ISP provided DNS resolver is used when forwarding is disabled

Hi,

Recently started using Turris router which I think is the great product.

Using typical dns leak reporting sites I noticed the following:

  1. If I setup custom forwarding to use cloudflare (TLS) than the used DNS is displayed as some host owned by CloudFlare ISP which is quite expected.

  2. If I setup no forwarding at all than the used DNS is displayed as some host owned by my ISP which may or may not be expected.

According to the forum topic:

With Turris, you can easily disable forwarding - that means all the DNS resolution is done on your own router, DNSSEC signatures are verified there as well, so you can trust those records more than what your ISP provides.

Does the phrase “all the DNS resolution is done on your own router” imply that there should be no queries sent to DNS instance(s) owned by my IPS? If this is expected can you please clarify how the resolution flow takes place?

Here are my configurations for the both use cases.

  1. /etc/config/resolver:
    config resolver ‘common’
    option forward_upstream ‘0’

  2. /etc/config/resolver:
    config resolver ‘common’
    option forward_custom ‘99_cloudflare’
    option forward_upstream ‘1’

The most likely cause is that your ISP intercepts unencrypted DNS. That seems not too rare. You can try – there’s also non-encrypted Google option in the list.

That is, if your assessment is right about who is the last in the chain asking the authoritative DNS servers. When your router connects into wider internet, it will be from some IP of your ISP :wink: and NAT may obscure the situation somewhat; there are various sites that will show your public/NAT address, at least when http(s) is used but protocol typically doesn’t make a difference.

Thanks for quick response.

Yes, with non-encrypted Google option it shows Google DNS hosts.
So as I understand it’s some kind of obscurity.

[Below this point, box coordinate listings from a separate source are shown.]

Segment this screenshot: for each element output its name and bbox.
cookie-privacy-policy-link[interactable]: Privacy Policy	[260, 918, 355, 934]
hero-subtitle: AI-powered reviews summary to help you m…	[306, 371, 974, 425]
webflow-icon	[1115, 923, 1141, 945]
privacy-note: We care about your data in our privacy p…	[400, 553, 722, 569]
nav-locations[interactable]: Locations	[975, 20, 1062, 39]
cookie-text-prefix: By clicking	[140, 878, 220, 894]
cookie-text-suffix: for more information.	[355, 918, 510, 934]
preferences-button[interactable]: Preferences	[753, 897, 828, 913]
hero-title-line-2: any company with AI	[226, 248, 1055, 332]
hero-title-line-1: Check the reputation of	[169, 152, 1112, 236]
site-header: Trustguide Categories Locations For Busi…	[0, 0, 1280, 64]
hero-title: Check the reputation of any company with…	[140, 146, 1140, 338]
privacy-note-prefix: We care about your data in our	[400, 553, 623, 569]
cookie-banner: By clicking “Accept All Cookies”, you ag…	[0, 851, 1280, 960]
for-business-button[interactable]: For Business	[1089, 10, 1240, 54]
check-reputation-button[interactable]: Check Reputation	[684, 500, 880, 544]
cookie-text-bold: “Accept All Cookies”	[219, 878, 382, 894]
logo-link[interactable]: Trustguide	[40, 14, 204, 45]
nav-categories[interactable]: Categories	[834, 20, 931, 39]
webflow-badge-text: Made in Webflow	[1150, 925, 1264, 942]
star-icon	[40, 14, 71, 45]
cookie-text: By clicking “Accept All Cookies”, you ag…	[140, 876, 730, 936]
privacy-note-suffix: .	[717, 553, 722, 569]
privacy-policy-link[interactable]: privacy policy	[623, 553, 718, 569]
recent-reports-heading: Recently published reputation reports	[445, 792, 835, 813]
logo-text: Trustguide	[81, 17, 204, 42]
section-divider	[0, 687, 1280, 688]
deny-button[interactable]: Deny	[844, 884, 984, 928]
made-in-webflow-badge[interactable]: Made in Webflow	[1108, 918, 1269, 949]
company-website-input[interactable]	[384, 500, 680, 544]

By the way, when I changed the configuration manually noticed that the pin is commented out for cloudflare (probably it’s become outdated).
I think to update it to the correct one and start using it.
However, I’m pretty sure that the config changes will be lost with the update.
Found the article net/resolver-conf · test · Turris / Turris OS / Turris OS packages · GitLab with the recommendation

create dns_server section /etc/config/resolver with same name as is defined in config file and change value of desired variable

tried to set:
config resolver ‘99_cloudflare’
option description ‘test’

But this doesn’t override anything.
Tried a few other combinations also without luck.
Do you have by any chance a working snippet of the configuration?

CloudFlare is authenticated via its domain name (like it’s common for https). AFAIK they don’t claim anything about pin stability.

For this I’ve been using the one-click way in Foris interface, and that always seemed to work fine on my Omnia. I actually know very little about the uci middle-config. (I know the kresd-end config format very well, too.)